On Friday, another Hunter movie opens. She stars in Jodie Foster's new directorial effort, the
emotional, comedic drama Home For The Holidays. Hunter plays a woman who goes home to her chaotic
family for the U.S. Thanksgiving Day weekend.
There is buzz about Home For The Holidays, talk that Hunter could garner another Oscar nomination.
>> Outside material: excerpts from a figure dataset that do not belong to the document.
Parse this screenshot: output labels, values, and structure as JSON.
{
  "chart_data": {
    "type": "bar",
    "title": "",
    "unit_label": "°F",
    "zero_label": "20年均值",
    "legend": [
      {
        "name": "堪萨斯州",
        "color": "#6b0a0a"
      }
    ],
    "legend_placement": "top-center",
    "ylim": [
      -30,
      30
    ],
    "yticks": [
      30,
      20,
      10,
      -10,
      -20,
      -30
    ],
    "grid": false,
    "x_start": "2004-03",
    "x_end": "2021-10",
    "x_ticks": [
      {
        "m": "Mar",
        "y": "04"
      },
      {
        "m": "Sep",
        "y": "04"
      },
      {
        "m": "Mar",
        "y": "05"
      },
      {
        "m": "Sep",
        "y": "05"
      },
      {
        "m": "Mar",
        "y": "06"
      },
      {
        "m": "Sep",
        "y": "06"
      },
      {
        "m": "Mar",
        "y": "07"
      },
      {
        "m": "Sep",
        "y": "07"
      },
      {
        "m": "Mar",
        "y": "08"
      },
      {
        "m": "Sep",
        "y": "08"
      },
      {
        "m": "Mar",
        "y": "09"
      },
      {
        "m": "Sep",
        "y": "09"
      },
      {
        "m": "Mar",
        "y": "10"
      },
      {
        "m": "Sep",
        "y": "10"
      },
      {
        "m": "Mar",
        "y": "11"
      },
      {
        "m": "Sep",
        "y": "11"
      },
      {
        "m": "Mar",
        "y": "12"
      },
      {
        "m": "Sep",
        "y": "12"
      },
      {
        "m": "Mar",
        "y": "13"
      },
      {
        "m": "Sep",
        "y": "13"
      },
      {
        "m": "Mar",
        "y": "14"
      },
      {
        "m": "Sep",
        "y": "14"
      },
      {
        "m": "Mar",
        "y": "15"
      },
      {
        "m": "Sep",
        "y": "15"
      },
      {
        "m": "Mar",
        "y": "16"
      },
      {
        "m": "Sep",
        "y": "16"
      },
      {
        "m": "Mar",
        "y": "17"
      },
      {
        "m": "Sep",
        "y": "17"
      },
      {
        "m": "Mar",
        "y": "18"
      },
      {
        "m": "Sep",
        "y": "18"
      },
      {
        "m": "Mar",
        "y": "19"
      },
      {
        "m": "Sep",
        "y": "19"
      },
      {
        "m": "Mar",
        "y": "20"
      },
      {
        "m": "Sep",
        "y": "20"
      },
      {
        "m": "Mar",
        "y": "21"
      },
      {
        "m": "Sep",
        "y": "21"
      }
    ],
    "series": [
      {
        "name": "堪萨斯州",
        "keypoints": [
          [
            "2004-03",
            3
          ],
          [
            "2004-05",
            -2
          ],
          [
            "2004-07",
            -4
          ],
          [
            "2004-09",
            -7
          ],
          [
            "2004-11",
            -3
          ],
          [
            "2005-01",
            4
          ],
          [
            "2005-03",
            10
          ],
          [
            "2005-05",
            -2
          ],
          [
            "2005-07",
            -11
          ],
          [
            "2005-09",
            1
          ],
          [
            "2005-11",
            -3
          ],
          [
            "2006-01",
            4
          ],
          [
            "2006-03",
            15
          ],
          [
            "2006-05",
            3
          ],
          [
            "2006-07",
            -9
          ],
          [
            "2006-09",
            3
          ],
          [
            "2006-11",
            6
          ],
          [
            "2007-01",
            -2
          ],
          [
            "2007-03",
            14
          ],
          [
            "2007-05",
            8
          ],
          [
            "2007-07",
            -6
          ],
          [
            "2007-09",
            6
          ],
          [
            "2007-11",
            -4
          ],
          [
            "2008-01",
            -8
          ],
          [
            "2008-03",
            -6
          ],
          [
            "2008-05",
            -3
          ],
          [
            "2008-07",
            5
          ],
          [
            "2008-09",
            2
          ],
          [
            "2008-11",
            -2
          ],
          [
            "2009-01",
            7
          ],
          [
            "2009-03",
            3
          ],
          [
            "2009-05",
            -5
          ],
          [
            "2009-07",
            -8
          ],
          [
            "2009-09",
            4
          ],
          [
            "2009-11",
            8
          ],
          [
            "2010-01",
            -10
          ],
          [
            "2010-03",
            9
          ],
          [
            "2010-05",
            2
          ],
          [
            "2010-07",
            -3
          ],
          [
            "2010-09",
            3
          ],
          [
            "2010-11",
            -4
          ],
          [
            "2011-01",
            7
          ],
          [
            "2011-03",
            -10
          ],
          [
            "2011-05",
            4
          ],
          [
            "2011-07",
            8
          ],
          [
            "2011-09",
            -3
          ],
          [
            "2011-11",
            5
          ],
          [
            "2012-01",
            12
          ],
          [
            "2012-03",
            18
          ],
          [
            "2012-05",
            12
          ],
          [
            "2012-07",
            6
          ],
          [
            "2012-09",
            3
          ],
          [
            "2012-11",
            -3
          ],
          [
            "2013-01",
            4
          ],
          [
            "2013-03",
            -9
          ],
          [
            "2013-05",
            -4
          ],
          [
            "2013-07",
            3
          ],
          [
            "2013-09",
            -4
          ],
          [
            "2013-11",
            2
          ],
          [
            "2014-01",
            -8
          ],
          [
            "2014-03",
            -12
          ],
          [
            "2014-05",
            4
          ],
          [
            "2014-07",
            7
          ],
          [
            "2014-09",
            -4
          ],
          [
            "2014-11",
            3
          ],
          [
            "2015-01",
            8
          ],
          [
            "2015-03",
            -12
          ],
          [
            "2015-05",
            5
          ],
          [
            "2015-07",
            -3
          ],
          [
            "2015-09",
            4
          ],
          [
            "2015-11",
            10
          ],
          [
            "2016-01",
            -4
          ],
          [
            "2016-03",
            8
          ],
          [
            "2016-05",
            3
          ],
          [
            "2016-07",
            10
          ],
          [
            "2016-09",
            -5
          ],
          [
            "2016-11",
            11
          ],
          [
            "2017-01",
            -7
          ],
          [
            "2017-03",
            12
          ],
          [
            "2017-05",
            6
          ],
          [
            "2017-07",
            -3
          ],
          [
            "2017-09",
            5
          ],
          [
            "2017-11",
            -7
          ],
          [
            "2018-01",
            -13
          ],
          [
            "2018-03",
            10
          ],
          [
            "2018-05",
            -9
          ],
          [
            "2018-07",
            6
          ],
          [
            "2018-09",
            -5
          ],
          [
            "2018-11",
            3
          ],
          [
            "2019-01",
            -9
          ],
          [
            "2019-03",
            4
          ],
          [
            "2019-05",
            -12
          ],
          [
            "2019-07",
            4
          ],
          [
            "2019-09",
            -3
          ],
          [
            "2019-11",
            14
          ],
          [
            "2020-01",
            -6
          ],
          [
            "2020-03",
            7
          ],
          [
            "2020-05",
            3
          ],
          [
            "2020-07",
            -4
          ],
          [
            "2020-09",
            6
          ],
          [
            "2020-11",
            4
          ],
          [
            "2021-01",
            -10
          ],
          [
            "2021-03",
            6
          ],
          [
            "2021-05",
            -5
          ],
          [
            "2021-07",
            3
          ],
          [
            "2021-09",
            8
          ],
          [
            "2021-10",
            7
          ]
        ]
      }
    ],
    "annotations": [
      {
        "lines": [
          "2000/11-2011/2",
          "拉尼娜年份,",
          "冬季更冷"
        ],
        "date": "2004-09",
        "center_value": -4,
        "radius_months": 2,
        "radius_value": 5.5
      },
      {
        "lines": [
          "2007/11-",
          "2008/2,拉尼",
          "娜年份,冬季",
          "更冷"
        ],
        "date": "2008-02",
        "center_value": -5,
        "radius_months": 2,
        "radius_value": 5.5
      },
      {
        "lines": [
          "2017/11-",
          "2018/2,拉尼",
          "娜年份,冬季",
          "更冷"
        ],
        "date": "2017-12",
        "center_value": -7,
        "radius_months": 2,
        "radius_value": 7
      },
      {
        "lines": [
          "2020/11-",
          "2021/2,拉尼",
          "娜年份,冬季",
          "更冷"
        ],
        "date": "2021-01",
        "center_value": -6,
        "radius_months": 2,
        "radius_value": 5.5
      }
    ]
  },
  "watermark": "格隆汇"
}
"Oh man!" Hunter exclaims when I mention it, "I have nothing to do with that stuff! That goes around
without my permission."
As much as she is known for drawing rigid boundaries between her public life and her private life -
she'll mention only that she is now married to a cinematographer and curtly cuts short any other
questions.
She would much rather discuss issues. Such as how deftly Home For The Holidays explores the
homosexuality of one of its characters, the boy-man played by the explosive Robert Downey Jr. The
parents played by Anne Brancroft and Charles Durning have a tough time with it.
"I think it's brave emotionally," Hunter says of the complex way the movie delves into the conflict.
But she doesn't mean it politically. "I mean, can't we get beyond this crap. I wish it were no big
deal for someone to be gay in a family. Politically, it's kind of like the abortion rights: Why can't
we just move on to something more important?"
But the emotional bravery is bound up in Foster's direction. "Jodie had the patience and the stamina
and the compassion to stay on that tough line that the movie walks."
Hunter walks her own tough line. She reflects again on winning an Oscar. "Of course, there's a lot of
pressure heaped on somebody who goes to the Academy Awards and does well there. How you deal with
that is the more interesting aspect."